A memoir about showbiz in the early 20th century that travels from the theaters of Vienna, Prague, and Berlin, to Hollywood during the golden age, complete with encounters with Franz Kafka, Albert Einstein, and Greta Garbo along the way. Salka Viertel’s autobiography tells of a brilliant, creative, and well-connected woman’s pilgrimage through the darkest years of the twentieth century, a journey that would take her from a remote province of the Austro-Hungarian Empire to Hollywood. The Kindness of Strangers is, to quote the New Yorker writer S. N. Behrman, “a very rich book. It provides a panorama of the dissolving civilizations of the twentieth century.

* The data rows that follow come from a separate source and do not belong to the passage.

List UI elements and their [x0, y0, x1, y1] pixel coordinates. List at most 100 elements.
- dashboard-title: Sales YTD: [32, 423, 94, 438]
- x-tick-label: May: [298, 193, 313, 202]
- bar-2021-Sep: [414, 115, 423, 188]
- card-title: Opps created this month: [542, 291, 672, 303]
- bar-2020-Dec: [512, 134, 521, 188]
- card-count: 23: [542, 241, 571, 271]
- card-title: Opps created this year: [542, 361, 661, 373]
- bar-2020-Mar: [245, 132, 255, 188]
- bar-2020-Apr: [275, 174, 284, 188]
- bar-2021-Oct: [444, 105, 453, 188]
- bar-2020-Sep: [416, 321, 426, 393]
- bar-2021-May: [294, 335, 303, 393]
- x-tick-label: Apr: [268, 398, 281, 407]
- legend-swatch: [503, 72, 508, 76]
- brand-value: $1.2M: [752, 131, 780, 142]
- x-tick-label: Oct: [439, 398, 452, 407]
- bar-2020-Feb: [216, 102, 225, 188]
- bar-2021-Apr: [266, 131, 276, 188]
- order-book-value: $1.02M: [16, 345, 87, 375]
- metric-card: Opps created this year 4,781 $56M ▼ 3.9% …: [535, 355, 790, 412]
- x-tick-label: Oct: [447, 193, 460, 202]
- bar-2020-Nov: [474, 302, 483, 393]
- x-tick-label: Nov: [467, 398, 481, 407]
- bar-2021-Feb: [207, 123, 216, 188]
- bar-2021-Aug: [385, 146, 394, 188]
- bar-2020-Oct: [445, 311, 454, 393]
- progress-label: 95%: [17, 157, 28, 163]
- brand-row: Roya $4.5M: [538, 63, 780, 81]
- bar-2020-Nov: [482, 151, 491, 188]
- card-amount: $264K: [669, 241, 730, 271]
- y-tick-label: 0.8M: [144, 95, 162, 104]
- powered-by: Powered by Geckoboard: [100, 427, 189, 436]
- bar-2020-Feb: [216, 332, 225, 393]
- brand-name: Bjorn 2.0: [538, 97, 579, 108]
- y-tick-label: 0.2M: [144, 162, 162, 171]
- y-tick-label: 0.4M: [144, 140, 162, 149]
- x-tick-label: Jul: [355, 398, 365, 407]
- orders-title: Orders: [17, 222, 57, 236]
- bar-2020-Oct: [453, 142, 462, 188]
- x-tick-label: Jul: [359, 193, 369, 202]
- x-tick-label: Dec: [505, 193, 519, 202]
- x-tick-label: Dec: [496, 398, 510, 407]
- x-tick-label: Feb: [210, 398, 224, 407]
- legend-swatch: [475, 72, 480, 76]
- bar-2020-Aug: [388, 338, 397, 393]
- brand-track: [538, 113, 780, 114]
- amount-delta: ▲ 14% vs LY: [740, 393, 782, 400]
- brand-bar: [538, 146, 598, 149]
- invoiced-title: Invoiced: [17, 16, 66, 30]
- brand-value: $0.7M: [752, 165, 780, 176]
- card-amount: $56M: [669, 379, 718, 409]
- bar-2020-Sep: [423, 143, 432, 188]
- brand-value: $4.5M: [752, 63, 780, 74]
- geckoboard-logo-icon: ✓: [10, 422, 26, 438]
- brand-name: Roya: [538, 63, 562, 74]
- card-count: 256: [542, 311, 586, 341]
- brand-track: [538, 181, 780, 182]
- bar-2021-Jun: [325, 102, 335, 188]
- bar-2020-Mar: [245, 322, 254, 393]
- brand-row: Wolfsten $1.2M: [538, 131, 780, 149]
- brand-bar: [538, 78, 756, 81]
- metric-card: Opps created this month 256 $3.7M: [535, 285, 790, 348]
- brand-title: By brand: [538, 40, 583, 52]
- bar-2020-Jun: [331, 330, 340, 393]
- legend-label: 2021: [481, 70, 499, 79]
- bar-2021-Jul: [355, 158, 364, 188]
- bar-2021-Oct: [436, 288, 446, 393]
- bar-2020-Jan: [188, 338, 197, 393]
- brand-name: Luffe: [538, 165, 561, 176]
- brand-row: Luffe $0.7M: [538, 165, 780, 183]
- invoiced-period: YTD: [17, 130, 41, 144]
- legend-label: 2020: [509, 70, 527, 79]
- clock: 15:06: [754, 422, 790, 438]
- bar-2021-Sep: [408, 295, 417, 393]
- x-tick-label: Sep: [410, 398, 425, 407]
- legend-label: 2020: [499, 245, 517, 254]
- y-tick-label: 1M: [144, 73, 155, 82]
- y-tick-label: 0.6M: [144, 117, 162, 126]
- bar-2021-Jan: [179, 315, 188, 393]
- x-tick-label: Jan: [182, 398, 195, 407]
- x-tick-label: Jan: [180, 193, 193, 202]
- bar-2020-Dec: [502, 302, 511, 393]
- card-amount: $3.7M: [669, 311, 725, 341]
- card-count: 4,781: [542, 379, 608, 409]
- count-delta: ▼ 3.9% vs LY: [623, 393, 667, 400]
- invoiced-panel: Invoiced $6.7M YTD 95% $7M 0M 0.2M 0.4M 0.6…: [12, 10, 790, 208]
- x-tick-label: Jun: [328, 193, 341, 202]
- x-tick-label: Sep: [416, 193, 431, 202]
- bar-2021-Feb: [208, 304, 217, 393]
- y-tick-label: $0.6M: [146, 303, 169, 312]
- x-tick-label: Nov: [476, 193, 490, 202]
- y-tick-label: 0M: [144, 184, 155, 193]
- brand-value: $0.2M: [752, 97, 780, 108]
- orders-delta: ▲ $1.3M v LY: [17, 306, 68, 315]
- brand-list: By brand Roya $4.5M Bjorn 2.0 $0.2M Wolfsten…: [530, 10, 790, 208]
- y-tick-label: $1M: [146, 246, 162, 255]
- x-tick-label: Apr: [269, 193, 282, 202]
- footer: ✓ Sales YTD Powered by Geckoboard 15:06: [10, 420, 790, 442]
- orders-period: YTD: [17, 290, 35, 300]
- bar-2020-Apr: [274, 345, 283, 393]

In all of them the author lived at the apex of their culture and artistic aristocracies. Her childhood . . . is an entrancing idyll. In Berlin, in Prague, in Vienna, there appears Karl Kraus, Kafka, Rilke, Robert Musil, Schoenberg, Einstein, Alban Berg. There is the suffering and disruption of the First World War and the suffering and agony after it, which is described with such intimacy and vividness that you endure these terrible years with the author. Then comes the migration to Hollywood, where Salka’s house on Maybery Road becomes a kind of Pantheon for the gathered artists, musicians, and writers. It seems to me that no one has ever described Hollywood and the life of writers there with such verve.”